The large hill has a construction point (K-point) of 112 m and the normal hill of 90 m. During the Olympics, 45,000 people attended the normal hill event while 90,000 spectated the large hill event. The large hill record jump of 116.0 m was set by Matti Nykänen during the Olympics.
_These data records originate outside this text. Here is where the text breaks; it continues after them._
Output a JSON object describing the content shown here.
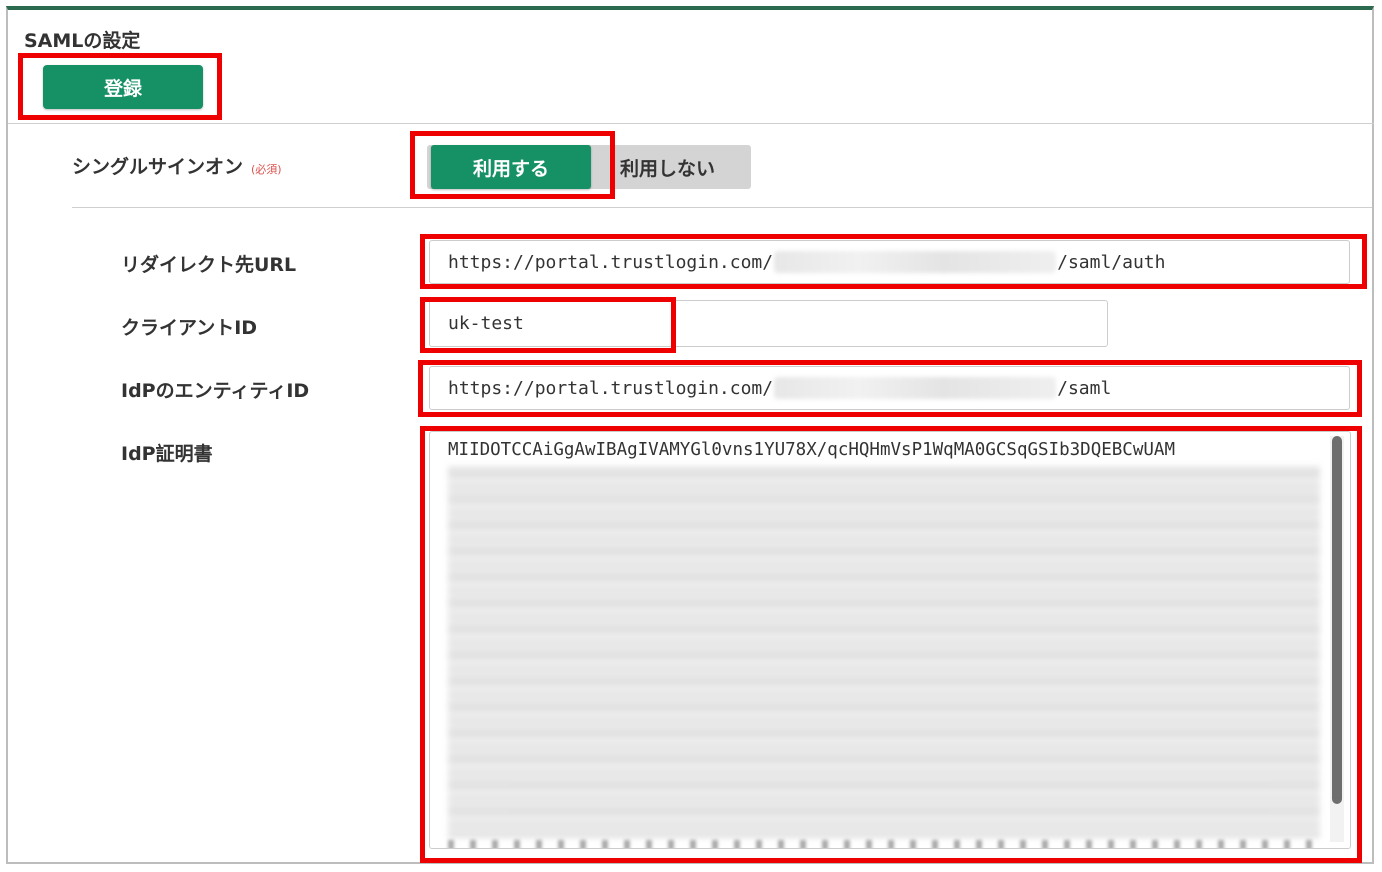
{
  "section": {
    "title": "SAMLの設定"
  },
  "toolbar": {
    "register_label": "登録"
  },
  "sso": {
    "label": "シングルサインオン",
    "required": "(必須)",
    "on_label": "利用する",
    "off_label": "利用しない",
    "selected": "利用する"
  },
  "fields": {
    "redirect_url": {
      "label": "リダイレクト先URL",
      "prefix": "https://portal.trustlogin.com/",
      "suffix": "/saml/auth"
    },
    "client_id": {
      "label": "クライアントID",
      "value": "uk-test"
    },
    "idp_entity_id": {
      "label": "IdPのエンティティID",
      "prefix": "https://portal.trustlogin.com/",
      "suffix": "/saml"
    },
    "idp_certificate": {
      "label": "IdP証明書",
      "first_line": "MIIDOTCCAiGgAwIBAgIVAMYGl0vns1YU78X/qcHQHmVsP1WqMA0GCSqGSIb3DQEBCwUAM"
    }
  },
  "colors": {
    "accent": "#169065",
    "highlight": "#ee0000",
    "header_bar": "#2b6a4f",
    "toggle_bg": "#d4d4d4"
  }
}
The normal hill record of 95.0 m was set by Yugoslavia's Primož Ulaga in 1983.

==Events==
===Men===

| Date | Size | Competition | Winner | Second | Third |
|---|---|---|---|---|---|
| 12 February 1984 | K-90 | OG / WC | DDR Jens Weißflog | FIN Matti Nykänen | FIN Jari Puikkonen |
| 18 February 1984 | K-112 | OG / WC | FIN Matti Nykänen | DDR Jens Weißflog | TCH Pavel Ploc |

The only FIS-sanctioned event to take place at Igman was ski jumping and Nordic combined at the 1984 Winter Olympics. The ski jumping competitions doubled as a part of the FIS Ski Jumping World Cup. The normal hill event was won by East Germany's Jens Weißflog ahead of Nykänen. The two reversed top places in the large hill event. The Nordic combined event was won by Norway's Tom Sandberg ahead of Finland's Jouko Karjalainen and Jukka Ylipulli.

Igman was included in the Sarajevo bid for the 2010 Winter Olympics. Despite Sarajevo being the only previous host city to bid, it was largely regarded as the weakest bid, primarily due to its lack of infrastructure after the war.